Need I mention that if it had been the murder of a poor person on Chicago’s south side, the response would have been much different? As it was, the victim was the cherished daughter of a wealthy businessman running for the US Senate, by all accounts I have read a most honorable and personally popular man, and a cut above many other politicians. No doubt it made a difference. In all, hundreds of people became involved in the investigation.
Yet, with all that investigative clout, after months of searching, nothing was turned up that led to even one viable suspect. It wasn’t like they had cornered one or two possibilities but just couldn’t pin anything on them. They had mountains of data, pursued thousands of leads, interviewed something like a thousand people, and in the end they had nothing. Nada. Zip.
Rather than simply regurgitating to no purpose facts that have been known for decades, Glenn Wall has sought to reintroduce some facts that were previously given little attention, along with some strong lines of reasoning, to build a case that argues in favor of one person as the most likely perptrator of the murder. Though I don’t claim to have any more knowledge about the data than is in this book, I must confess that the case Wall presents is more than a little convincing — so much so that readers will wonder how it ever got overlooked before.

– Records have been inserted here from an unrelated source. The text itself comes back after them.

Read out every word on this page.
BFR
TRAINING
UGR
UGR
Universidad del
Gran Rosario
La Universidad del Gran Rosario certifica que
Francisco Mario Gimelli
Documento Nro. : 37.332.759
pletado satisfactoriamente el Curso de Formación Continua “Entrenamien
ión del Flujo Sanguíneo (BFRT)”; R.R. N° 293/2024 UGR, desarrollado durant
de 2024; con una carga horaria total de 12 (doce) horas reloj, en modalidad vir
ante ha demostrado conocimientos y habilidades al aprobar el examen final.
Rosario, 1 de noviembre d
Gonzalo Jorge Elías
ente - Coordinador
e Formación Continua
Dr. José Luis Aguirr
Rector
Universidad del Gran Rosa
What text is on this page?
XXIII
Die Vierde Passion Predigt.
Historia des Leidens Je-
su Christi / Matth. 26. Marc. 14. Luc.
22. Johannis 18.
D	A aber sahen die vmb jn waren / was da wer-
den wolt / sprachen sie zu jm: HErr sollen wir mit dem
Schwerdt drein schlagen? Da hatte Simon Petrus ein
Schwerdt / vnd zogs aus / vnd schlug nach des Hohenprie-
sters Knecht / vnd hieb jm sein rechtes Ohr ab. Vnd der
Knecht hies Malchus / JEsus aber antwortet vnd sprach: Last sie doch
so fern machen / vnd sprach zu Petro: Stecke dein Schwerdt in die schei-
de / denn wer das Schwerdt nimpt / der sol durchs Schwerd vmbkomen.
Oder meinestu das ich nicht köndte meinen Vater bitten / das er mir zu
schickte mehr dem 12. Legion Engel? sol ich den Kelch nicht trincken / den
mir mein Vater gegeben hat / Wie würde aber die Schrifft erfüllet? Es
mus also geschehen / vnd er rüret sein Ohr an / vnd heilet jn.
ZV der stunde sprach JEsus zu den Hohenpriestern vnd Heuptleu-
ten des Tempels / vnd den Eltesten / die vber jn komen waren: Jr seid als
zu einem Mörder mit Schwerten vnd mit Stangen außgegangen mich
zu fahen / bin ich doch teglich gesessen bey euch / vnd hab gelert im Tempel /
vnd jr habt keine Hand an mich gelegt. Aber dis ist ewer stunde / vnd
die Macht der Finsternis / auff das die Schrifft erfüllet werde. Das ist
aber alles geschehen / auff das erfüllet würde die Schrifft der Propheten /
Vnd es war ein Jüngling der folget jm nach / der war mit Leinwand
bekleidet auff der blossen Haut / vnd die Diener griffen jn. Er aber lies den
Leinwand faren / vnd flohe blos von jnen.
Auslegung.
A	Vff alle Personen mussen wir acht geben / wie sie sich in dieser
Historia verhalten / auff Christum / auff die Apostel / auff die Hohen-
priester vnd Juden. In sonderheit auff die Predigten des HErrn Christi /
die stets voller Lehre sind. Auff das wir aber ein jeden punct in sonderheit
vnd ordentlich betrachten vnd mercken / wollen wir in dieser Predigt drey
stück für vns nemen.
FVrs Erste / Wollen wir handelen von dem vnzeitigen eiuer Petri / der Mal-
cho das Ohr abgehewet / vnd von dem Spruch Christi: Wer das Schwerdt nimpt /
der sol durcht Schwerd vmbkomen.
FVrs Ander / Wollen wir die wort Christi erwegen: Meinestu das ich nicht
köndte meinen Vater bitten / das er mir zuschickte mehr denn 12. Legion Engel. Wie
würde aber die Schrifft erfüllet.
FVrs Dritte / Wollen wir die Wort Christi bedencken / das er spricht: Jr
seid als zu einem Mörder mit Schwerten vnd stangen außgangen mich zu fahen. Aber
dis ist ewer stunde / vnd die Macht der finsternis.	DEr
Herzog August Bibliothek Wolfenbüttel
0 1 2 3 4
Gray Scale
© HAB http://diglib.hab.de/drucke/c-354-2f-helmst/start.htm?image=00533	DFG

It’s not possible for me to go any further with this review without including spoiler type information. Understandably, the author wants you to read the book, and to get the facts in a systematic way that he worked for years to research and put in order. If you do, you will be amazed by the mountain of facts presented, and will be able to draw your own conclusions.
For my part, I’m convinced that Glenn Wall is onto something here; I hope that after all these years the attention of persons in a position to act on it will be roused, and that in due time a correct and just conclusion can be drawn that might settle the questions that are still open beyond reasonable doubt, and in a way that satisfies the surviving family members.